Diese Einschätzung passt zu den jüngsten Signalen hochfrequenter Konjunkturindikatoren, die erste leichte Verbesserungen im Mai nach einem durchweg desaströsen April andeuten. Die abnehmenden Corona-Fallzahlen und die zunehmenden Lockerungen der Eindämmungsmaßnahmen waren die Grundlage für eine wirtschaftliche Bodenbildung. Bereits im Mai scheint der konjunkturelle Tiefpunkt in Deutschland durchschritten und der Beginn der Erholung eingeläutet zu sein. Für das zweite Quartal ist zwar weiterhin mit dem stärksten BIP-Rückgang seit dem Zweiten Weltkrieg zu rechnen, es könnte jedoch nicht ganz so desaströs ausfallen wie dies vor einigen Wochen noch zu befürchten war. Dennoch ergibt sich für das Gesamtjahr 2020 mit einem BIP-Minus von voraussichtlich rund -7% ein Konjunktureinbruch wahrhaft historischen Ausmaßes.
Bei aller Hoffnung auf eine zügige Belebung: Die Pandemie bleibt der bestimmende Faktor für die gesamtwirtschaftliche Aktivität, und hieran wird sich vor Verfügbarkeit eines Impfstoffes auch nichts ändern. Jüngste Meldungen zu einem möglichen Wiederaufflammen des Infektionsgeschehens aus den USA und China belegen, wie fragil die Lage derzeit noch ist. An den Kapitalmärkten hatte dies – gemeinsam mit relativ pessimistischen Äußerungen der führenden Zentralbanken zum Wirtschaftsausblick – zu einer deutlichen Korrektur beigetragen. Ganz offensichtlich war an den Finanzmärkten zwischenzeitlich schon zu viel Optimismus eingepreist worden.

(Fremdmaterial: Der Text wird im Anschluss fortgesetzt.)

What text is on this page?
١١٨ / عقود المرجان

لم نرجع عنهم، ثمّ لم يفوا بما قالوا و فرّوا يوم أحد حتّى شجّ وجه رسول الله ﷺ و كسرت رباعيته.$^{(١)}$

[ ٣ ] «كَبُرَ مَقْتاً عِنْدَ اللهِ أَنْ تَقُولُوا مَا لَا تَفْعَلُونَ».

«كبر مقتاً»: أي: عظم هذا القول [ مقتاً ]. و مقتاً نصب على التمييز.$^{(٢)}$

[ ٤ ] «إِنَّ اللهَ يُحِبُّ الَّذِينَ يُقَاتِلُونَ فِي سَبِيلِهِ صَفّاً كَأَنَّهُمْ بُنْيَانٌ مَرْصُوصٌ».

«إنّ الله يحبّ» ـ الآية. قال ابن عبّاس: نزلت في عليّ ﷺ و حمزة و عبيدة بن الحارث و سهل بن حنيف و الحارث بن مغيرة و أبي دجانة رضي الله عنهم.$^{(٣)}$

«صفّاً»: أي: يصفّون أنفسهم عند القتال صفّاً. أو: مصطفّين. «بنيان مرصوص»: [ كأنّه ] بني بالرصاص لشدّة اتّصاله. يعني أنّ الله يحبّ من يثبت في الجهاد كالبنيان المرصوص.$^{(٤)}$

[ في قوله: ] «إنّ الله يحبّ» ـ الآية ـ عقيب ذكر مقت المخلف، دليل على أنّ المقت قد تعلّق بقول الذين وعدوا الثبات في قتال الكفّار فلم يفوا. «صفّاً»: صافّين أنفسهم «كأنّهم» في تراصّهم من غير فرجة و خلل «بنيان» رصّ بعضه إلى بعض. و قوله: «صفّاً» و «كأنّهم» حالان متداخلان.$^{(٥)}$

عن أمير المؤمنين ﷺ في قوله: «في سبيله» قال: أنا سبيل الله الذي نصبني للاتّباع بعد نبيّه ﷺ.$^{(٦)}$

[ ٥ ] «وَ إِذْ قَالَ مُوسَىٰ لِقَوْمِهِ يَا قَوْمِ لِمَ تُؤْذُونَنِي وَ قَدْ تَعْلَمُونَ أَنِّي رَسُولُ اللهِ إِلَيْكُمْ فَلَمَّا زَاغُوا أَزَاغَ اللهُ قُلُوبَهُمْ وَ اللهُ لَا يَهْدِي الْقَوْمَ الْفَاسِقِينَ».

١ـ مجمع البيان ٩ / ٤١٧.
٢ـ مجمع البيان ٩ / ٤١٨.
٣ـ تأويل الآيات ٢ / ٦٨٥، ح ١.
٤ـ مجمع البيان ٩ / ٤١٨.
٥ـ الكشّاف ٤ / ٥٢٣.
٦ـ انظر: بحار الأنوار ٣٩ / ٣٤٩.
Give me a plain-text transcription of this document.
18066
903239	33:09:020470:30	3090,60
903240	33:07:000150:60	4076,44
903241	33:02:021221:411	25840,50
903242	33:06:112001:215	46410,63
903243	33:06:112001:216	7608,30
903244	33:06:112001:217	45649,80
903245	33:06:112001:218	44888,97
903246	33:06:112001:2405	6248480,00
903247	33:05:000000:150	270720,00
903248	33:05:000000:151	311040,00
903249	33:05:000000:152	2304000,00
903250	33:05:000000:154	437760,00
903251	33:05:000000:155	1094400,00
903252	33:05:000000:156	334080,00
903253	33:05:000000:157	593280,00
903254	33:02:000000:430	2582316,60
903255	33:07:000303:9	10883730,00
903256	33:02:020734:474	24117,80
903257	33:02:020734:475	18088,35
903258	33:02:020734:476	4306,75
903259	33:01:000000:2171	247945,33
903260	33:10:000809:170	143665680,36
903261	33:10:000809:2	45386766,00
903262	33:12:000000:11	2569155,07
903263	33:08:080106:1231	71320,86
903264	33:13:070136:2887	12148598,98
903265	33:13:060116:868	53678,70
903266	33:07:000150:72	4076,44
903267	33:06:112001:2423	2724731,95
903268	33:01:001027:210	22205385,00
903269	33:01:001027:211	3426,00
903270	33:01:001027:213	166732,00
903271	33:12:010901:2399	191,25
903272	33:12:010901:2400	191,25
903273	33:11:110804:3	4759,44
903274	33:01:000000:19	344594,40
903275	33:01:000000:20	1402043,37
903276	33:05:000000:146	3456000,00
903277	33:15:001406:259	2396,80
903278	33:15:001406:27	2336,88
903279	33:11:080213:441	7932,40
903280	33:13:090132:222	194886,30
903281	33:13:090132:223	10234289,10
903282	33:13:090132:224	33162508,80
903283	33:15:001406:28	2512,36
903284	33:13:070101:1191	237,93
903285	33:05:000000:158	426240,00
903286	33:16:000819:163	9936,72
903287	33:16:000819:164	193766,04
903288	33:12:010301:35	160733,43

Sofern eine zweite Welle ausbleibt, ist aber eine deutliche Erholung im zweiten Halbjahr zu erwarten. Hierzu tragen auch die massiven Unterstützungsmaßnahmen der Geld- und Fiskalpolitik bei. Insofern ist auch die Einigung der Bundesregierung auf ein Konjunkturprogramm sehr zu begrüßen. Sicherlich sind einzelne Elemente auch kritisch zu diskutieren. So ist bei der Mehrwertsteuersenkung nicht gesichert, dass hierdurch hinreichend starke Preissenkungen ausgelöst werden, um Konsumenten in einem unsicheren Umfeld kurzfristig zu größeren Anschaffungen zu bewegen. Bei aller Kritik an Einzelmaßnahmen: Eine faire Bewertung muss das Paket der Bundesregierung in seiner Gesamtheit in den Blick nehmen. Das Konjunkturprogramm beinhaltet viele kluge Elemente und vor allem ist das Volumen hinreichend hoch, um das Rad wieder ins Rollen zu bringen.
Fazit: Die ZEW-Konjunkturerwartungen haben sich im Juni auf den höchsten Wert seit gut 14 Jahren verbessert. Parallel beurteilen die befragten Finanzmarktexperten auch die aktuelle Lage etwas weniger pessimistisch als noch im Mai. Diese Ergebnisse passen zu den jüngsten Signalen anderer Indikatoren, wonach der konjunkturelle Tiefpunkt bereits durchschritten zu sein scheint. Die Erholung dürfte sich auch dank der vielfältigen staatlichen Stützungsmaßnahmen im zweiten Halbjahr fortsetzen, sofern eine zweite Welle vermieden werden kann. Jüngste Meldungen aus den USA und China hierzu haben für Unruhe gesorgt und mahnen Marktteilnehmer, nicht völlig sorglos alles auf die Karte Optimismus zu setzen.